Oct 9, 2018
Recent information reveals new dwarf planet features.
The Kuiper Belt theory was proposed by astronomers Kenneth Edgeworth and Gerard Kuiper in 1951. Sometimes known as “trans-Neptunian Objects”, scores of Kuiper Belt Objects (KBO) from the size of small moons to the size of small planets are now in the catalogue.
Eris is located 1.4 billion kilometers from the Sun and is about 5% larger than Pluto. Eris is accompanied by a moon called Dysnomia. Quaoar is approximately 6 billion kilometers away in the region of the Kuiper Belt just beyond Pluto. Quaoar is the third largest KBO discovered so far, about half the size of Pluto. The fourth largest KBO is Varuna, 40% as large as Pluto. Haumea is about the same size as Pluto, but only has 1/3 of the mass. It is also egg-shaped and has two moons, Hi’iaka, and Namaka. It is thought that Haumea smashed into another rock, giving it its shape, rotation and moons.
Immanuel Kant’s “Nebular Hypothesis” is how astronomers believe the Solar System came into existence. Kant suggested that a nebular cloud collapsed due to gravitational forces that drew the cloud particles together. As the clumps grew, they became more attractive, finally accumulating into a dense, rotating mass. Gravity is then compressed the mass into a hot ball, rotating with the cloud’s original angular momentum. The ball gathered more and more matter until nuclear fusion reactions gave birth to the radiating structure we call the Sun, along with what astronomers call an “accretion disk”, extending beyond the current orbit of Neptune.
Eddies of matter formed in the ring of dust and gas, growing ever larger, slowly drawing in more particles, until hundreds of millions of impacts gradually formed the planets. The Kuiper Belt is thought to a location for the remaining material that did not condense into planets.
There is an anomaly in the arrangement of the KBOs, however. Sedna was discovered in an orbit that is much farther out than the grouping that includes Eris, Quaoar and Varuna. Sedna is large, about as big as Pluto, but it is nearly 10 trillion kilometers from the Sun, making it too far away to technically be considered a Kuiper Belt Object. The KBO theory has yet to accommodate Sedna.
An interesting characteristic of the various dwarf planets is that they are “colorful”. Haumea is reddish in color, while Pluto is brownish-yellow and Eris is green. Where the color component came from is a mystery to planetary scientists. Indeed, why the gas giant planets reveal separate colors, with different chemical compositions, is also a difficult question for astrophysicists.
In a plasma cosmogony hypothesis, however, stars form when Birkeland current filaments twist around one another, creating z-pinch regions that compress plasmas into a solid. Such “pinched” regions are where star formation occurs. When stars are born they are under extreme electrical stress. In that case, they will split into two or more daughter stars, thereby equalizing their electrical potential.
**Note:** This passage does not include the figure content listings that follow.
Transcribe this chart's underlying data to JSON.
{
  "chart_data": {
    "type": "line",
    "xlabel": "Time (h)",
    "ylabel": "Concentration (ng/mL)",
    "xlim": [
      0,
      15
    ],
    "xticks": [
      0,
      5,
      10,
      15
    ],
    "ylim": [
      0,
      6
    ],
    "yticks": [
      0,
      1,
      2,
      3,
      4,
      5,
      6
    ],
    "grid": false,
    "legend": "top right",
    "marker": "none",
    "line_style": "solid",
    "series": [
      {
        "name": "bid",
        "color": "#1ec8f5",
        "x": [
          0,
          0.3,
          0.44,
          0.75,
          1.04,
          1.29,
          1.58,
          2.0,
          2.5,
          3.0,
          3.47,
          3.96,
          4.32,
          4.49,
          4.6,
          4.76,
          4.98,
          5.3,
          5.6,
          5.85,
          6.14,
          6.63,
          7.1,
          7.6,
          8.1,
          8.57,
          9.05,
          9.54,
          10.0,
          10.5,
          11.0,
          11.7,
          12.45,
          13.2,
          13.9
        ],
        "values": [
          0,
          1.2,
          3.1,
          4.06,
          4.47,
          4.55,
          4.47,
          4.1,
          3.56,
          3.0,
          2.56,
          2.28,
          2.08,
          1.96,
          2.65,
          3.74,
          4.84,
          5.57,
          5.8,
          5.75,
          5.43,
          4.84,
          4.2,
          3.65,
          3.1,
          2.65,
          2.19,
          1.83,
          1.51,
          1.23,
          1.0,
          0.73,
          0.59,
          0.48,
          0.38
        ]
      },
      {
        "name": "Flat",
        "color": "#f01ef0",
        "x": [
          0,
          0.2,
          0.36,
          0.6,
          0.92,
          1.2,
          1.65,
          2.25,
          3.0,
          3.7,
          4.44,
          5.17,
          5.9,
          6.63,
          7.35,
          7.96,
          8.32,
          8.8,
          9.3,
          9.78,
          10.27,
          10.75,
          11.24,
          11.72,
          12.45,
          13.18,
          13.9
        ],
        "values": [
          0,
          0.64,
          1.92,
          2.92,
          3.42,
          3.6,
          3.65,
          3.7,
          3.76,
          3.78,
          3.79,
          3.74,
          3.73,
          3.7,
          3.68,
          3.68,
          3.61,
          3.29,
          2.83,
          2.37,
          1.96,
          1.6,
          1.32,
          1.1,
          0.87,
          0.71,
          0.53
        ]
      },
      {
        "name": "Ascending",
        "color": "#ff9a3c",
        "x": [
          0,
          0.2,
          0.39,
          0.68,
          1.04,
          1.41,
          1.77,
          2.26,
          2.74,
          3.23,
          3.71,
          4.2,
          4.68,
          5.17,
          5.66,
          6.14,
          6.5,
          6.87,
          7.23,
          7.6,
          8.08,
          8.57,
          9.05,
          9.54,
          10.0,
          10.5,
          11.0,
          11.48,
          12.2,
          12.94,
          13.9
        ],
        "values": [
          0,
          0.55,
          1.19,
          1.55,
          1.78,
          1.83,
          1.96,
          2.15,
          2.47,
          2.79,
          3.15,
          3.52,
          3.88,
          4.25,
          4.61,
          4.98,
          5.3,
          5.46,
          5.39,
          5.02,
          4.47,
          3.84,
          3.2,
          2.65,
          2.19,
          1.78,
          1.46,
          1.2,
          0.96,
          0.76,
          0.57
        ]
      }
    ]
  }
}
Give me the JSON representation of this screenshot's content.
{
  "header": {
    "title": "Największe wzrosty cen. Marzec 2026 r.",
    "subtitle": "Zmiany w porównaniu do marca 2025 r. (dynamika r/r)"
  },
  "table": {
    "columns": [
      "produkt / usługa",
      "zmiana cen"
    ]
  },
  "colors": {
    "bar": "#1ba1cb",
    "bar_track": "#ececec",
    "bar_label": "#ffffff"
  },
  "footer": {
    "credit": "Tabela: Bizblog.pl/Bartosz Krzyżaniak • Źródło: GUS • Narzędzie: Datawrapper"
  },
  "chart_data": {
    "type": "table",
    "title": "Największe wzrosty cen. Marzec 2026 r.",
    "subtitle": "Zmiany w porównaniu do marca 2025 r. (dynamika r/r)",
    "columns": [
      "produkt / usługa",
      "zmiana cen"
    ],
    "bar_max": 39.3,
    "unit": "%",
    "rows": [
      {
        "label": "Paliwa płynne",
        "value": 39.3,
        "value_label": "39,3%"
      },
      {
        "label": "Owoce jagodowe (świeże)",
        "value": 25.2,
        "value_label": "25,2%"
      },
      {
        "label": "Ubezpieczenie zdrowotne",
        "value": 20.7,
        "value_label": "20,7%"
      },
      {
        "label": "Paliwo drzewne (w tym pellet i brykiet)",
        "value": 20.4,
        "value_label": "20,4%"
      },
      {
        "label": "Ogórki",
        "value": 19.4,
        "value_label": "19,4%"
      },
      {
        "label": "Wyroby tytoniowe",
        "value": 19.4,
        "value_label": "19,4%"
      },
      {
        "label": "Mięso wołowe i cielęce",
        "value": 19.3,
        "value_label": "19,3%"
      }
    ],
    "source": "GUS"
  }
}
Electric Universe advocate, Wal Thornhill wrote:
“The fission process is repeated in further electrical disturbances by flaring red dwarfs and gas giant planets ejecting rocky and icy planets, moons, comets, asteroids and meteorites. Planetary systems may also be acquired over time by electrical capture of independent interstellar bodies such as dim brown dwarf stars. That seems the best explanation for our ‘fruit salad’ of a solar system.”